ECLI:NL:CRVB:2024:1471
Centrale Raad van Beroep
- Tussenuitspraak
- Rechtspraak.nl
Tussenuitspraak over voortzetting WGA-vervolguitkering en onderbouwing belastbaarheid
In deze zaak gaat het om de voortzetting van de WGA-vervolguitkering van appellant door het Uitvoeringsinstituut werknemersverzekeringen (Uwv) per 17 maart 2020. Appellant betwist de mate van arbeidsongeschiktheid die door het Uwv is vastgesteld op 65 tot 80%. Hij stelt dat hij meer medische beperkingen heeft dan het Uwv heeft aangenomen, waardoor hij niet in staat is de door de arbeidsdeskundige geselecteerde functies te vervullen. De Centrale Raad van Beroep oordeelt dat het Uwv de belastbaarheid van appellant niet overtuigend heeft onderbouwd en geeft het Uwv de opdracht om dit motiveringsgebrek te herstellen.

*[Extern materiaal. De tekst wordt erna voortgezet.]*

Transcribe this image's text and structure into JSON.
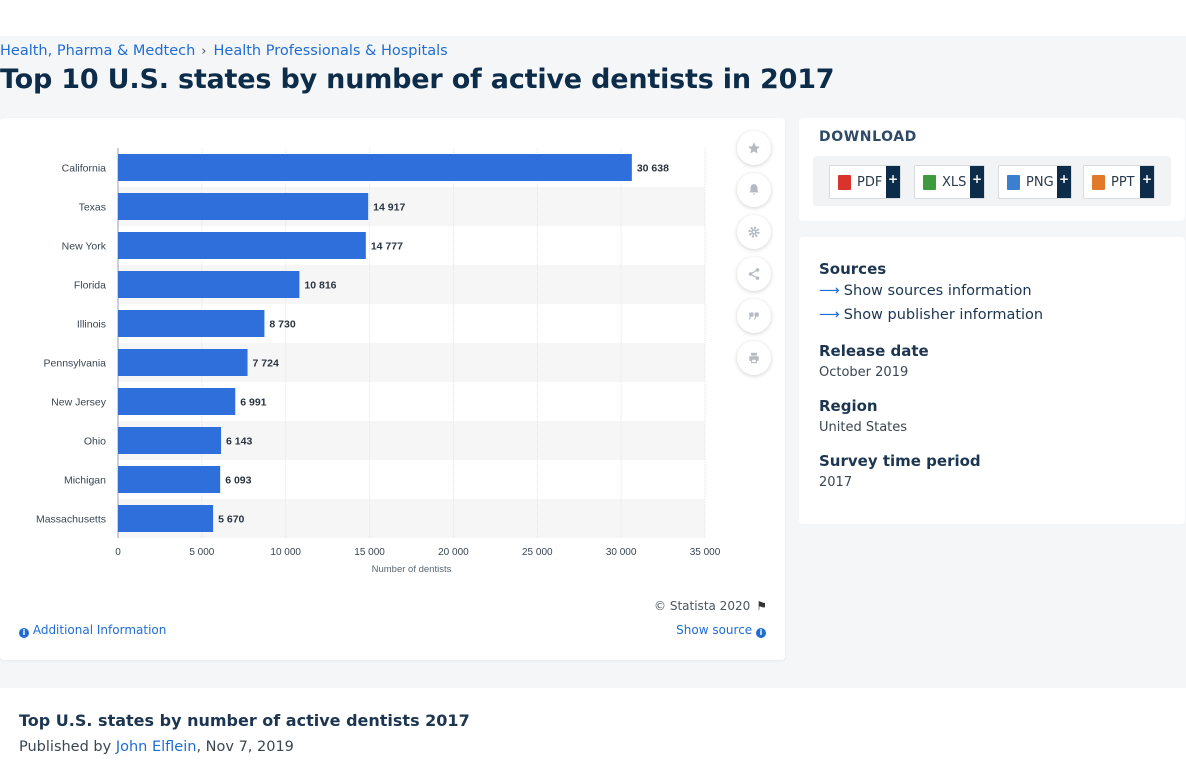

Het proces begon met een hoger beroep van appellant, vertegenwoordigd door mr. M.S. Kerkhof-Pöttger, tegen een uitspraak van de rechtbank Rotterdam. De rechtbank had eerder geoordeeld dat het Uwv de WGA-vervolguitkering terecht had voortgezet. Tijdens de zitting op 5 januari 2023 werd het onderzoek geschorst om het Uwv de gelegenheid te geven een verzekeringsarts een spreekuuronderzoek te laten verrichten. Na de zitting zijn er rapporten ingediend door verschillende verzekeringsartsen, maar de Raad concludeert dat de medische onderzoeken niet met de vereiste zorgvuldigheid zijn uitgevoerd.
De Raad heeft vastgesteld dat het Uwv onvoldoende rekening heeft gehouden met de medische situatie van appellant, waaronder zijn depressieve- en vermijdende persoonlijkheidsstoornis en andere fysieke klachten. De Raad draagt het Uwv op om binnen acht weken het gebrek in het bestreden besluit te herstellen, met inachtneming van de impact van de behandelingen op appellant en de noodzaak van de schematherapie die hij volgde.